With additional material by Rosaleen Linehan.
Musical Director Sean Gilligan; Set & Costume Design Lou Dunne; Lighting Design Barry McKinney; Sound Design Terry Heron.
Review
The dramatisation of Kathleen Behan’s extraordinary life story could easily slip into melodrama; you could see it as eight part series on a streaming channel, shot in sepia, with gun-runners in cloth caps perhaps. The childhood slide from middle class Dublin to poverty, sent to an orphanage for six years, fiercely Republican, twice married, Kathleen loved to sing and tell stories including, in later life, on TV and in the autobiography that son Brian transcribed.
Peter Sheridan’s obligingly compact version brings three bold matriarchs vividly to life in a classy and calibrated performance by erstwhile rockabilly, now poet, singer and film actor Imelda May. There are the two grannies, one a grasping landlady in a condemned tenement, the other a revolutionary bomb-planter, and Kathleen, steeped in Irish culture and political to the core. These are not especially ‘likeable’ characters, they are fierce, independent, and driven to be at the centre of things, despite having a brood of children to take care of – Kathleen herself had seven.
With its largely linear narrative Peter Sheridan’s play isn’t entirely free of signifying tropes (the set comprises a bed, window and screen) but it dances through the biographical details in lively prose peppered Kathleen’s native wit. ” ‘I’m Lady Behan’ in Russell Street, and ‘the old Fenian’ in Crumlin.” Covering an extraordinary rich and well documented period of Irish history we see from Kathleen’s perspective how the fight for independence affected the lives of those around her; her husband’s drinking, Brendan Behan’s notoriety, fame and early death.
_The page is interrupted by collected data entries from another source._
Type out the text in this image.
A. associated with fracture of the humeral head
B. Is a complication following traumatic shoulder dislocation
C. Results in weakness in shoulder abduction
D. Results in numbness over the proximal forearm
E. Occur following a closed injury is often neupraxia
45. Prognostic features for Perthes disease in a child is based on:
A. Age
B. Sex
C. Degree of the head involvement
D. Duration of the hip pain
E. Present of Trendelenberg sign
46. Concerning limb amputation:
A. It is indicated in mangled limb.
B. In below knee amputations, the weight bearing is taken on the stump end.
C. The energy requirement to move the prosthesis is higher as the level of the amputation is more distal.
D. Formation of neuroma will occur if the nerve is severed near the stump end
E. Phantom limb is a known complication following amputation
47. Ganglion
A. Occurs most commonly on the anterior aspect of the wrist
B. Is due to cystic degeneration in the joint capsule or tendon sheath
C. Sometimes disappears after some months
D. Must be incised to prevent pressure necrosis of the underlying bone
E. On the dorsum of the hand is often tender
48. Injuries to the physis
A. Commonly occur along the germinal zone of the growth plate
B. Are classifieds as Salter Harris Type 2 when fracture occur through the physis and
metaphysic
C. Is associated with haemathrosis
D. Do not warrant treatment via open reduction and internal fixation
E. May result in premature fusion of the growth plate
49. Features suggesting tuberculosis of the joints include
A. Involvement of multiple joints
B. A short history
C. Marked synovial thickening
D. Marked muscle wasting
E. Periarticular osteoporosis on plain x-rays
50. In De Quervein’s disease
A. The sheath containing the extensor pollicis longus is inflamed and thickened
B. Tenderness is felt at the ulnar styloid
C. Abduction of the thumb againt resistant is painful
If May’s performance feels overly studied at the start, it loosens as the year’s fall away, becoming spare of gesture and heartfelt in the telling with a convincing Northside accent. It’s no surprise that in the songs May finds her own and Kathleen’s true voice. Brian once said that his mother “had a voice that could rouse the dead” (and there’s a record to prove it) but the mostly elderly audience at the Olympia were visibly moved on hearing The Red Flag, The Auld Triangle and that older chestnut Molly Malone sung so magnificently well. Accompanied on piano by Sean Gilligan the songs bring Kathleen to life, whether singing ‘Mrs Hooligan’s Christmas Cake’ to her little sisters in the orphanage, or Brendan’s ‘The Laughing Boy,’ Kathleen’s term for her friend Michael Collins.
On the big stage Olympia stage, with Barry McKinney’s somewhat over emphatic lighting, with sing-a-longs and an instant standing ovation, the play has transformed from Rosaleen Linehan’s more grounded, intimate original version into a glossy star vehicle. But any detractors (or Begrudgers as Brian would have it) would have to be stoney hearted not to be moved by May’s evocative story telling and powerhouse voice.